White Nathan J, Newton Jason C, Martin Erika J, Mohammed Bassem M, Contaifer Daniel, Bostic Jessica L, Brophy Gretchen M, Spiess Bruce D, Pusateri Anthony E, Ward Kevin R, Brophy Donald F
*Division of Emergency Medicine, University of Washington, and Puget Sound Blood Center Research Institute, Seattle, WA; †Coagulation Advancement Laboratory, Department of Pharmacotherapy & Outcomes Science, Virginia Commonwealth University, Richmond, VA; ‡Department of Clinical Pharmacy, Faculty of Pharmacy, Cairo University, Cairo, Egypt; §Pharmacotherapy & Outcomes Science and Department of Neurosurgery, Virginia Commonwealth University, Richmond, VA; ‖Department of Anesthesiology, Virginia Commonwealth University, Richmond, VA; ¶US Army Medical Research and Materiel Command, Fort Detrick, MD; #Michigan Center for Integrative Research in Critical Care, University of Michigan, Ann Arbor, Michigan.
Shock. 2015 Aug;44 Suppl 1(0 1):39-44. doi: 10.1097/SHK.0000000000000342.
Anticoagulation, fibrinogen consumption, fibrinolytic activation, and platelet dysfunction all interact to produce different clot formation responses after trauma. However, the relative contributions of these coagulation components to overall clot formation remain poorly defined. We examined for sources of heterogeneity in clot formation responses after trauma.
Blood was sampled in the emergency department from patients meeting trauma team activation criteria at an urban trauma center. Plasma prothrombin time of 18 s or longer was used to define traumatic coagulopathy. Mean kaolin-activated thrombelastography (TEG) parameters were calculated and tested for heterogeneity using analysis of means. Discriminant analysis and forward stepwise variable selection with linear regression were used to determine if prothrombin time, fibrinogen, platelet contractile force (PCF), and D-dimer concentration, representing key mechanistic components of coagulopathy, each contribute to heterogeneous TEG responses after trauma.

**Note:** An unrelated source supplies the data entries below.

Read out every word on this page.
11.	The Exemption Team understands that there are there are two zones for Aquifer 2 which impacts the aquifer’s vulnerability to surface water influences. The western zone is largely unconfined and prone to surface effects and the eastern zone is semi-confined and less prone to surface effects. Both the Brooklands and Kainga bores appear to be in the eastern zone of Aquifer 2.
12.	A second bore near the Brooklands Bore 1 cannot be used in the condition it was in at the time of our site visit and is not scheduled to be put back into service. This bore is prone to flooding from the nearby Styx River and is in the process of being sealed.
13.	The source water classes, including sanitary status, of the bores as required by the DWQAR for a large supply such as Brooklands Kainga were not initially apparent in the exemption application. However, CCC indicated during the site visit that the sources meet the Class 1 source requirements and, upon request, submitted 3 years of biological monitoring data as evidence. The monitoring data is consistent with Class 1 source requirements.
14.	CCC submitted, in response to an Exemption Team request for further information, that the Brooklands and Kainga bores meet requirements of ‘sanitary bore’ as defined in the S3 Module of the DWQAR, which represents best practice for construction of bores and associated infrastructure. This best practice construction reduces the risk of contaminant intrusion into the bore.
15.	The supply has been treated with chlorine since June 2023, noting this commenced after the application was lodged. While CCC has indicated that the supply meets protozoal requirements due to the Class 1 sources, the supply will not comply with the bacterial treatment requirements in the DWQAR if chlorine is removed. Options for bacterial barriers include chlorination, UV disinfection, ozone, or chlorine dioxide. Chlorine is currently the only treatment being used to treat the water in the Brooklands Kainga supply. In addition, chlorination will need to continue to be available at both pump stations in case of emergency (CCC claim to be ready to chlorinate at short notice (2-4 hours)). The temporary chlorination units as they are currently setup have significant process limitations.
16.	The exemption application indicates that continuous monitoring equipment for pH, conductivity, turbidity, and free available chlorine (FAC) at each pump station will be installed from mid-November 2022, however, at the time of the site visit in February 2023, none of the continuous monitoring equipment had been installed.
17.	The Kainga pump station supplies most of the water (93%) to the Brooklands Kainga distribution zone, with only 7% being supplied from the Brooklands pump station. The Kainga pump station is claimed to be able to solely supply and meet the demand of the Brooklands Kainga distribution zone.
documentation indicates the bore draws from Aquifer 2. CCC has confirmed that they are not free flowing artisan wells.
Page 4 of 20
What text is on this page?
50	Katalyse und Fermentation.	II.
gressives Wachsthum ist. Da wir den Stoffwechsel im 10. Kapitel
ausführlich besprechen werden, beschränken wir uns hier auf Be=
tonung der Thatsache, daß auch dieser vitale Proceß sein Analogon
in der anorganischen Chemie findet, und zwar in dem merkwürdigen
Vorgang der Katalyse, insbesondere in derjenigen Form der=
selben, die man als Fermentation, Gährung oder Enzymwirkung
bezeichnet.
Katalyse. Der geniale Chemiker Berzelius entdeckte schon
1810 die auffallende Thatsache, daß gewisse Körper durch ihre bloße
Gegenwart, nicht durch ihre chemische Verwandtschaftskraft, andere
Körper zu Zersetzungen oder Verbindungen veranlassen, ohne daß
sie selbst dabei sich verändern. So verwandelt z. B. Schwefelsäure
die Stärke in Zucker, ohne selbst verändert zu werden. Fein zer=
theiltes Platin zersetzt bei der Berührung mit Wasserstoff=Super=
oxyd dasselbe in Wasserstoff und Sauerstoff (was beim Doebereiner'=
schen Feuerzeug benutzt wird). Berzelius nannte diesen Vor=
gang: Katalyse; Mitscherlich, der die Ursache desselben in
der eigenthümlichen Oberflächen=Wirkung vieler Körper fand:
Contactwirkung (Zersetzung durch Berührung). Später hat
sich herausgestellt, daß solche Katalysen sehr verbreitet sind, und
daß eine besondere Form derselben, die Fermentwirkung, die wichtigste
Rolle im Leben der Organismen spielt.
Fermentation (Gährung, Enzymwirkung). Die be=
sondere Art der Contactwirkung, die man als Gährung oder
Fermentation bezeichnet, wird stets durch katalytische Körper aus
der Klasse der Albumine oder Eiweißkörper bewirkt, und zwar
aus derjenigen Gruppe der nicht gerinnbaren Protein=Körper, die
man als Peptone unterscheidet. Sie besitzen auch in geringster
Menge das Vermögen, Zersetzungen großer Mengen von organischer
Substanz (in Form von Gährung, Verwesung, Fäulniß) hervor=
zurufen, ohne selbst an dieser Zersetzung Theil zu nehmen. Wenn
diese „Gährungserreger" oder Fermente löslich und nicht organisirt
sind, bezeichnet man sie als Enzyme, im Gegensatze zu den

Of 95 subjects, 16% met criteria for coagulopathy. Coagulopathic subjects were more severely injured with greater shock and received more blood products in the first 8 h compared with noncoagulopathic subjects. Mean (SD) TEG maximal amplitude (MA) was significantly decreased in the coagulopathic group (57.5 [SD, 4.7] mm vs. 62.7 [SD, 4.7], t test P < 0.001). The MA also exceeded the ANOM predicted upper decision limit for the noncoagulopathic group and the lower decision limit for the coagulopathic group at α = 0.05, suggesting significant heterogeneity from the overall cohort mean. Fibrinogen and PCF best discriminated TEG MA using discriminant analysis. Fibrinogen, PCF, and D-dimer were primary covariates for TEG MA using regression analysis.
Heterogeneity in TEG-based clot formation in emergency department trauma patients was linked to changes in MA. Individual parameters representing fibrin polymerization, PCFs, and fibrinolysis were primarily associated with TEG MA after trauma and should be the focus of early hemostatic therapies.
抗凝、纤维蛋白原消耗、纤溶激活和血小板功能障碍相互作用,导致创伤后出现不同的凝血反应。然而,这些凝血成分对整体凝血形成的相对贡献仍不明确。我们研究了创伤后凝血反应异质性的来源。
在城市创伤中心,对符合创伤团队启动标准的患者在急诊科采集血液。血浆凝血酶原时间为18秒或更长被用于定义创伤性凝血病。计算平均高岭土激活血栓弹力图(TEG)参数,并使用均值分析测试其异质性。采用判别分析和线性回归的向前逐步变量选择来确定凝血酶原时间、纤维蛋白原、血小板收缩力(PCF)和D-二聚体浓度(代表凝血病的关键机制成分)是否各自导致创伤后TEG反应的异质性。
95名受试者中,16%符合凝血病标准。与非凝血病受试者相比,凝血病受试者受伤更严重,休克更严重,且在最初8小时内接受了更多血液制品。凝血病组的平均(标准差)TEG最大振幅(MA)显著降低(57.5 [标准差,4.7] 毫米对62.7 [标准差,4.7],t检验P < 0.001)。在α = 0.05时,MA也超过了非凝血病组的ANOM预测上限决策限和凝血病组的下限决策限,表明与总体队列均值存在显著异质性。使用判别分析时,纤维蛋白原和PCF对TEG MA的区分最佳。使用回归分析时,纤维蛋白原、PCF和D-二聚体是TEG MA的主要协变量。
急诊科创伤患者基于TEG的凝血形成异质性与MA变化有关。代表纤维蛋白聚合、PCF和纤溶的个体参数主要与创伤后TEG MA相关,应成为早期止血治疗的重点。